According to the proposal, site work would start in late 2027 with removal to begin in 2028, after the Upland Disposal Facility is completed. Clearance at the landfill site began late last fall, and according to Lee Town Administrator Christopher Brittain, that work is still underway.
Reach 5A, a 5-mile stretch of the Housatonic within the city limits, has been divided into five 1-mile sections, each of which are expected to take about a year to complete. A map shows the Year 1 segment in 2028 extending from the confluence, near Fred Garner River Park, to the Pomeroy Avenue bridge over the river. In Year 2 (2029), the cleanup would proceed south to the vicinity of Sykes Brook.
Restoration of the river ecosystem once work is completed is “an integral component” of the Reach 5A plan, according to the proposal. The restoration plan, it says, is designed to return the river and its floodplains to conditions “comparable to pre-remediation baseline conditions.”

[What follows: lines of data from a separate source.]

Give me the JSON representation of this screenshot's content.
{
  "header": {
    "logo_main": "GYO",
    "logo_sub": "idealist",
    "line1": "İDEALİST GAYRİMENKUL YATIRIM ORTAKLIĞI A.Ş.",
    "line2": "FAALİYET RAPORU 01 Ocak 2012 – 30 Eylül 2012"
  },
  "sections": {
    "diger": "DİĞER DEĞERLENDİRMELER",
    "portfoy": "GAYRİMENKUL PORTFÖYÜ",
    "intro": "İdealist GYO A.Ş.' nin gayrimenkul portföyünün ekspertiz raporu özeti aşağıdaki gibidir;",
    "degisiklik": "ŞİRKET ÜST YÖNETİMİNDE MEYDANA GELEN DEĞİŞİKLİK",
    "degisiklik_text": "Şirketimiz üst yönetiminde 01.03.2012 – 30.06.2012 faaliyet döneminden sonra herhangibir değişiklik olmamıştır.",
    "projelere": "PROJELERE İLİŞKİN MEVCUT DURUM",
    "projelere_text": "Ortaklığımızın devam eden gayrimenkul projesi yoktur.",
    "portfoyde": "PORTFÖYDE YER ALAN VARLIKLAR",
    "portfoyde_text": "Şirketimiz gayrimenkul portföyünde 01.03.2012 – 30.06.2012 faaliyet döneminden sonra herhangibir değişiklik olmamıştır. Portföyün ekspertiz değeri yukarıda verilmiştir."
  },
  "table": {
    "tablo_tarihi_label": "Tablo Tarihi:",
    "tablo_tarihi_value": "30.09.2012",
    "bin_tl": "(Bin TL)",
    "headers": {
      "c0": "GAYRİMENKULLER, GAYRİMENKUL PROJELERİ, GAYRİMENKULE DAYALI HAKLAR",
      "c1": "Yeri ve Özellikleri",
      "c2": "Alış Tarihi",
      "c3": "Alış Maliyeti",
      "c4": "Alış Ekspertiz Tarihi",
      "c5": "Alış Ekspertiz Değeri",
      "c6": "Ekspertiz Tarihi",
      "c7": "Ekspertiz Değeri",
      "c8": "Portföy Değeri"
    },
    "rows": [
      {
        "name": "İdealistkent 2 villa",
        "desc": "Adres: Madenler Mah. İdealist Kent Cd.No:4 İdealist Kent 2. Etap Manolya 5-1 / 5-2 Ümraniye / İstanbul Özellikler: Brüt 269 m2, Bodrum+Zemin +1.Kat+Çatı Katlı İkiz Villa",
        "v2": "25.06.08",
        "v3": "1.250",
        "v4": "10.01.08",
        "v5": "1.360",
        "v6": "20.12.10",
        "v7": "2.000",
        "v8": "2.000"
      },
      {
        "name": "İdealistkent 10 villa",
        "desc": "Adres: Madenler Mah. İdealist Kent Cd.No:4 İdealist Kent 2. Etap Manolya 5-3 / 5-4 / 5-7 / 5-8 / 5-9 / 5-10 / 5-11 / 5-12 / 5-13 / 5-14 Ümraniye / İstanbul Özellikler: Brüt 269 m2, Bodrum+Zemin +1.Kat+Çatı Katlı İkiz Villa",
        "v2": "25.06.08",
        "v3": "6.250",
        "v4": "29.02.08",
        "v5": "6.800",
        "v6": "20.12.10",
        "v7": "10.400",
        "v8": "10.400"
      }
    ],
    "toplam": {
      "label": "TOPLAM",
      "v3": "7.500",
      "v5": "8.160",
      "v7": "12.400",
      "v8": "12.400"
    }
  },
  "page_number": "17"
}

A section of the plan deals with how containers would move from a second rail siding, near the Berkshire Scenic Railway Museum at Woods Pond in Lenox Dale, to the UDF, on Woodland Road.
A "northern route" using Willow Creek Road, Crystal Street, Valley Street and Woodland Road was originally seen as a primary truck route. But GE is now backing away from that plan except for holidays, weekends and evenings, citing existing truck traffic for local businesses and limited parking.
Instead, a "southern route" proposes truck travel over local public roads, including Willow Creek Road, Crystal Street, the Mill Street Bridge and Willow Hill Road, then entering the UDF property from a new western access road being constructed through private property.
When it comes to truck traffic, Charles Cianfarini of Citizens for PCB Removal has another question he'd like addressed at upcoming meetings: What about inbound clean fill needed to build the rail siding and restore the riverbanks?
"Pittsfield's going to have a lot of trucks going through it based on where the clean fill is coming from," he said.